Experiencing God’s grace in the here and now. Some, however, will experience greater consequences here and now for their sin, just as the generation of Ezekiel’s day found the ax of God’s judgment descending on them. Pride, while it may precede a fall, is rarely fatal. Sexual immorality, on the other hand, may lead to contracting AIDS, with all of its deadly consequences. That does not mean that sexual immorality is a worse sin than pride, or that all those who have AIDS are under God’s wrath. The present judgments of God (those times when we do receive in this life the consequences of our sin) and the present mercies of God (all those times when we do not receive the consequences of our sin) are both intended to lead us to repentance. If God were never gracious to us, we would have little reason to expect forgiveness from him; but if God never judged sin, we would be likely to consider it a matter of little importance to him. The balance in the world is intended to reinforce the biblical teaching that God is a God of holiness and mercy, of justice and grace.

What specifically do the present judgments of God achieve in our lives? In the first place, as mentioned above, they act as a demonstration of his justice and a restraining influence on the spread of sin. When someone abandons a spouse and children and runs off with someone else, and then lives to regret the pain he or she has caused to all concerned, that may deter others from committing the same sin. But in addition, when the judgment of God falls upon us in the present, it exposes the nature of all the false hiding places to which we run.

Judah was warned they would find no hiding place in their wealth, for the whole commercial endeavor would be undermined (Ezek. 7:12, 19). They had turned their wealth into idolatry—in their case literally, by constructing idols out of their silver and gold. But in the day of distress, it would be evident that their idols could do nothing for them. If God does not intervene, they may never discover how empty of lasting value their lives are. But if God causes them to lose the objects of their idolatry, it becomes clear that the blessings their idol offered were empty, unable to fill the yawning void in the soul. As a precursor of the final judgment, a present judgment may become the means for turning a life around. The pain of the lives we have shattered, including our own, may cause us to be humbled and return to our heavenly Father.

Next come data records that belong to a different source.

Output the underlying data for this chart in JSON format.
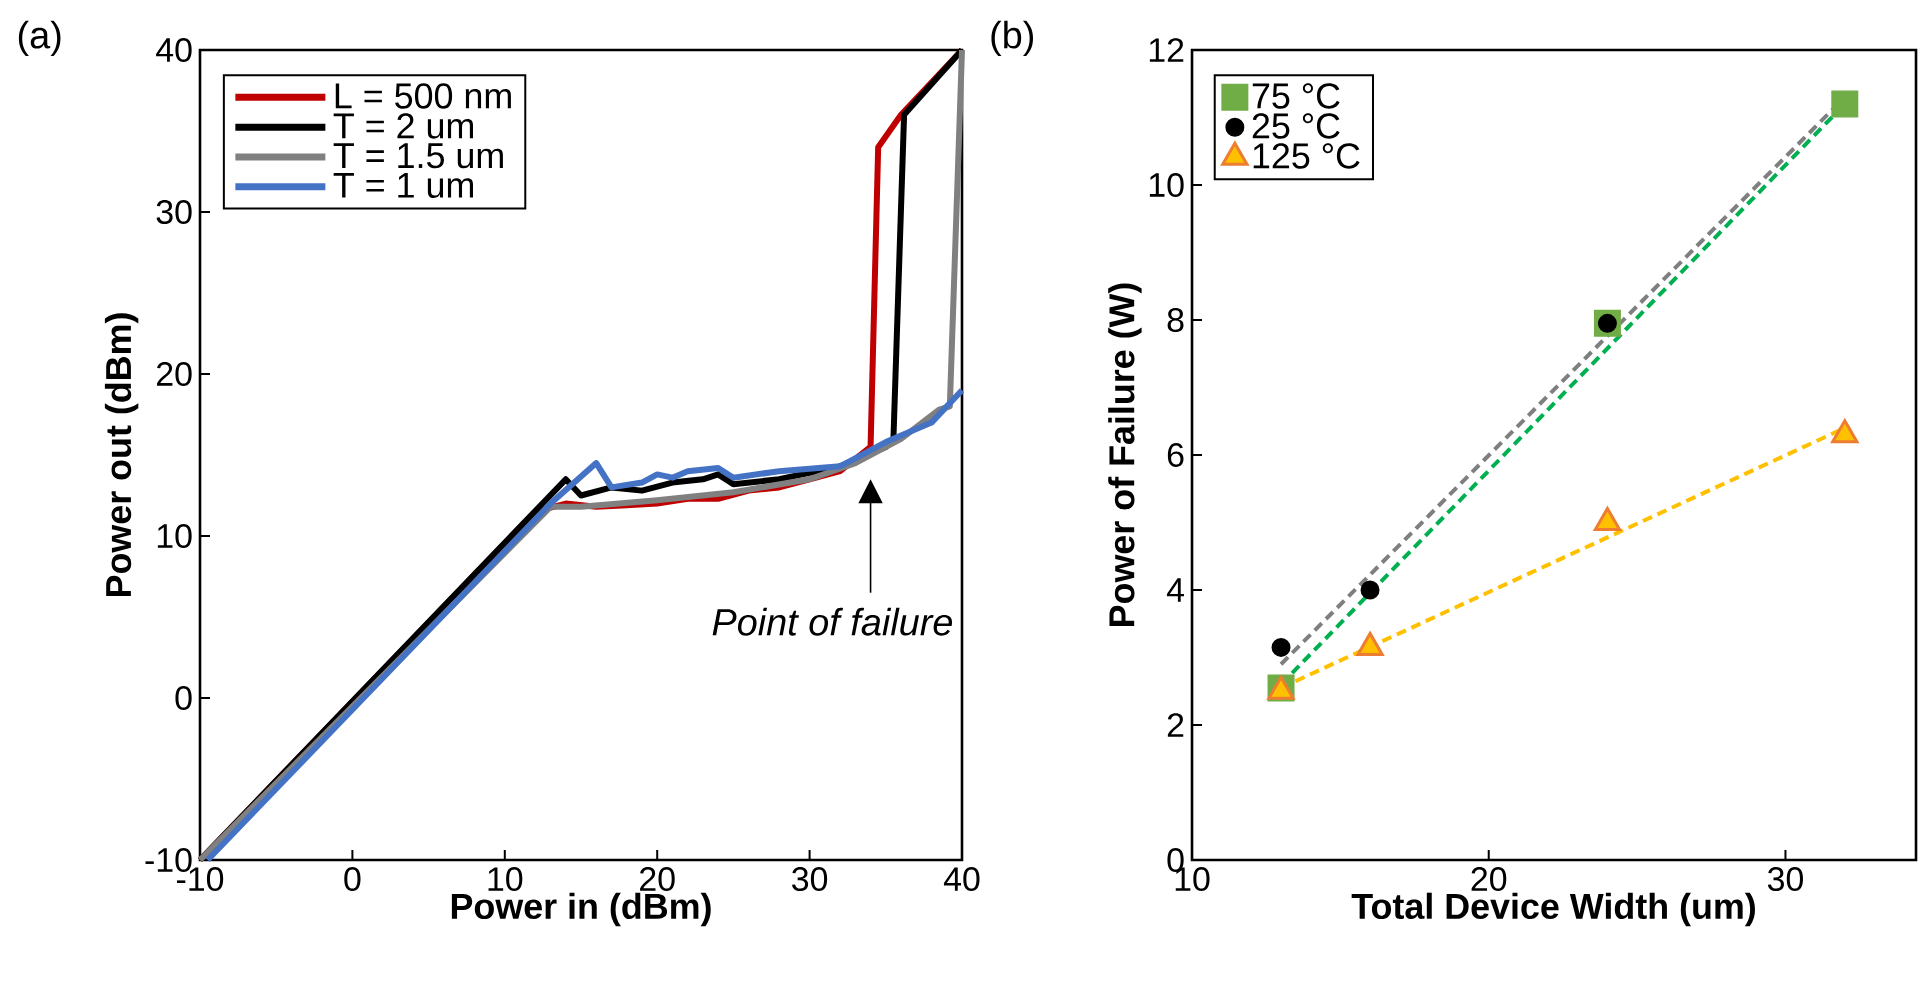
{
  "chart_data": [
    {
      "type": "line",
      "title": "(a)",
      "xlabel": "Power in (dBm)",
      "ylabel": "Power out (dBm)",
      "xlim": [
        -10,
        40
      ],
      "ylim": [
        -10,
        40
      ],
      "xticks": [
        -10,
        0,
        10,
        20,
        30,
        40
      ],
      "yticks": [
        -10,
        0,
        10,
        20,
        30,
        40
      ],
      "legend": "top left",
      "series": [
        {
          "name": "L = 500 nm",
          "color": "#c00000",
          "x": [
            -10,
            12,
            14,
            16,
            18,
            20,
            22,
            24,
            26,
            28,
            30,
            32,
            34,
            34.5,
            36,
            40
          ],
          "values": [
            -10,
            11.5,
            12,
            11.8,
            11.9,
            12,
            12.3,
            12.3,
            12.8,
            13,
            13.5,
            14,
            15.5,
            34,
            36,
            40
          ]
        },
        {
          "name": "T = 2 um",
          "color": "#000000",
          "x": [
            -10,
            14,
            15,
            17,
            19,
            21,
            23,
            24,
            25,
            28,
            32,
            35,
            35.5,
            36.2,
            40
          ],
          "values": [
            -10,
            13.5,
            12.5,
            13,
            12.8,
            13.3,
            13.5,
            13.8,
            13.2,
            13.5,
            14.3,
            15.5,
            16,
            36,
            40
          ]
        },
        {
          "name": "T = 1.5 um",
          "color": "#808080",
          "x": [
            -10,
            13,
            15,
            20,
            25,
            30,
            33,
            36,
            38.5,
            39.2,
            40
          ],
          "values": [
            -10,
            11.8,
            11.8,
            12.2,
            12.7,
            13.5,
            14.5,
            16,
            17.8,
            18,
            40
          ]
        },
        {
          "name": "T = 1 um",
          "color": "#4472c4",
          "x": [
            -9.5,
            13,
            16,
            17,
            19,
            20,
            21,
            22,
            24,
            25,
            28,
            32,
            35,
            38,
            40
          ],
          "values": [
            -10,
            12,
            14.5,
            13,
            13.3,
            13.8,
            13.6,
            14,
            14.2,
            13.6,
            14,
            14.3,
            15.8,
            17,
            19
          ]
        }
      ],
      "annotations": [
        "Point of failure"
      ]
    },
    {
      "type": "scatter",
      "title": "(b)",
      "xlabel": "Total Device Width (um)",
      "ylabel": "Power of Failure (W)",
      "xlim": [
        10,
        34.4
      ],
      "ylim": [
        0,
        12
      ],
      "xticks": [
        10,
        20,
        30
      ],
      "yticks": [
        0,
        2,
        4,
        6,
        8,
        10,
        12
      ],
      "legend": "top left",
      "series": [
        {
          "type": "line",
          "line_style": "dashed",
          "marker": "none",
          "color": "#7f7f7f",
          "x": [
            13,
            32
          ],
          "values": [
            2.9,
            11.3
          ]
        },
        {
          "type": "line",
          "line_style": "dashed",
          "marker": "none",
          "color": "#00b050",
          "x": [
            13,
            32
          ],
          "values": [
            2.6,
            11.2
          ]
        },
        {
          "type": "line",
          "line_style": "dashed",
          "marker": "none",
          "color": "#ffc000",
          "x": [
            13,
            32
          ],
          "values": [
            2.55,
            6.4
          ]
        },
        {
          "name": "75 °C",
          "type": "scatter",
          "marker": "square",
          "color": "#70ad47",
          "x": [
            13,
            24,
            32
          ],
          "values": [
            2.55,
            7.95,
            11.2
          ]
        },
        {
          "name": "25 °C",
          "type": "scatter",
          "marker": "circle",
          "color": "#000000",
          "x": [
            13,
            16,
            24
          ],
          "values": [
            3.15,
            4,
            7.95
          ]
        },
        {
          "name": "125 °C",
          "type": "scatter",
          "marker": "triangle",
          "color": "#ffc000",
          "x": [
            13,
            16,
            24,
            32
          ],
          "values": [
            2.5,
            3.15,
            5,
            6.3
          ]
        }
      ]
    }
  ]
}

Or it may not. There are plenty of people whose idol has been shattered by God’s intervention, yet they have not turned to God. Their wealth may be gone, yet they cling to the hope that someday it will return. Their health may be broken, yet they may simply become embittered and despairing. Their long-term friendships may be destroyed, yet rather than listen to the appeals of those friends they turn in on themselves. There is nothing automatic about repentance. Only under the sovereign grace of God do his judgments produce the fruit of changed lives.

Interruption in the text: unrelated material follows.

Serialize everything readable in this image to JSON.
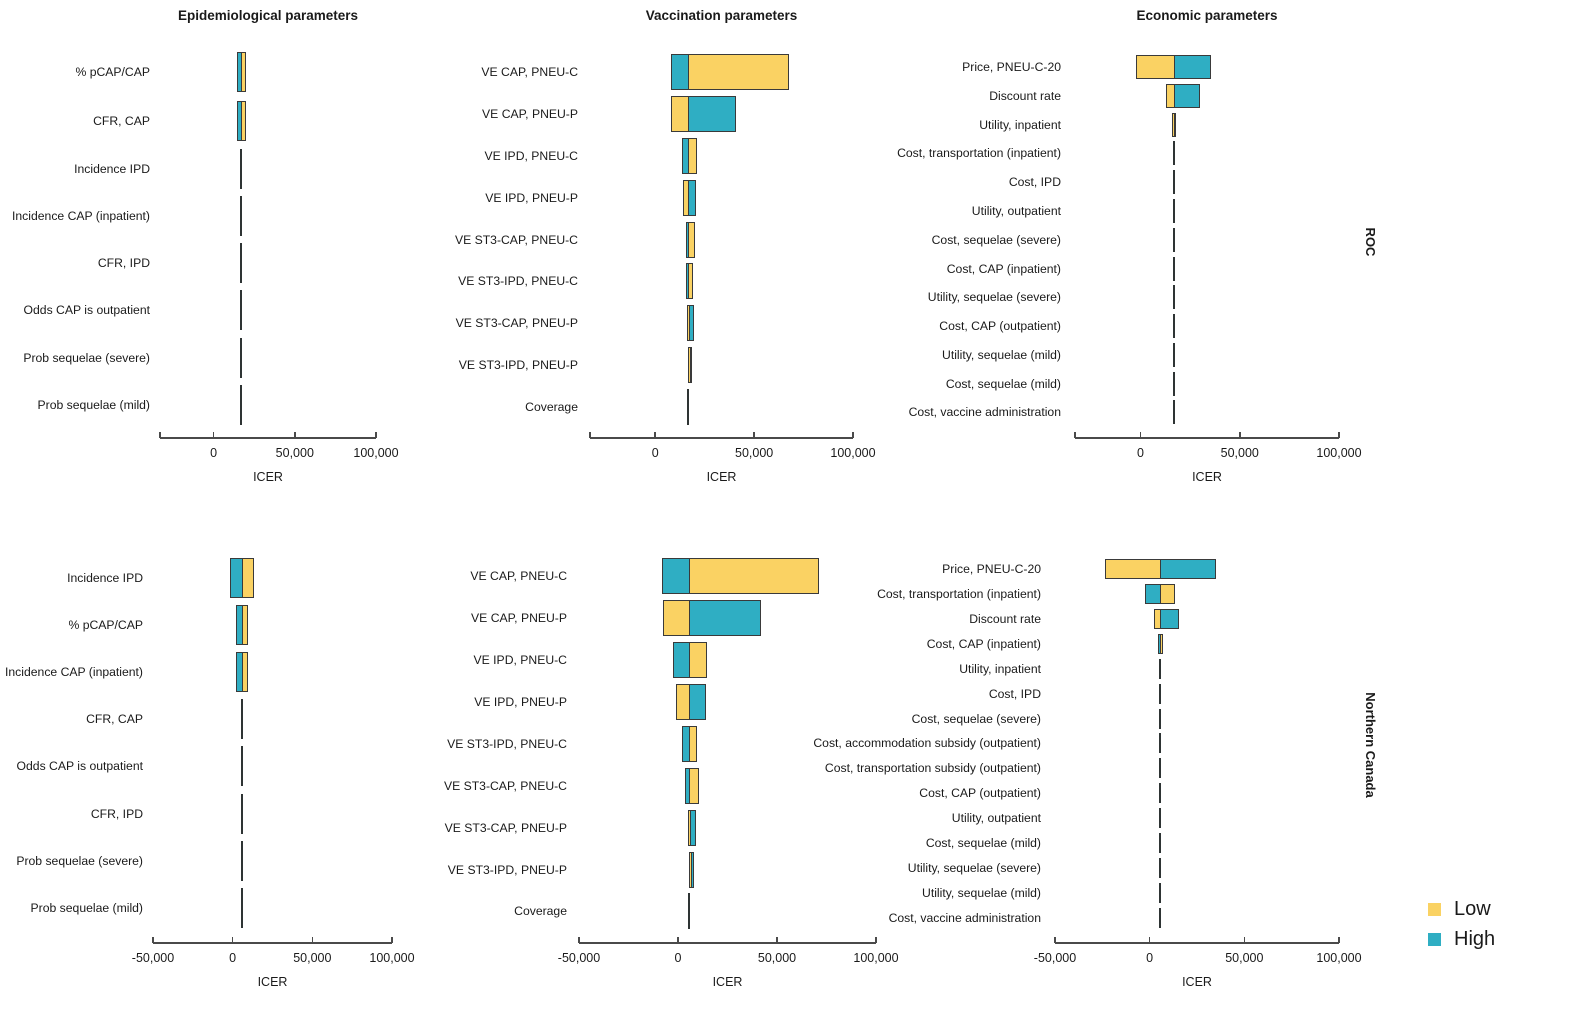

We must, therefore, take God’s grace seriously while it is offered to us. It is possible for a society to reach a point of hardness where God removes his witnesses from it, leaving it to its fate. The countries of Asia Minor, where many of the first churches were established, have been in many cases virtually without a gospel witness for centuries. We cannot presume that our case as a nation will be different. Nor can we as individuals assume that the offer of the gospel will be forever open to us. Even if our lives are spared, yet it is possible to become hardened to the gospel to such a point that there is no return. We become so inured in our pride that we are deaf to the only good news that can save us. God’s only word to us is then imminent and comprehensive doom.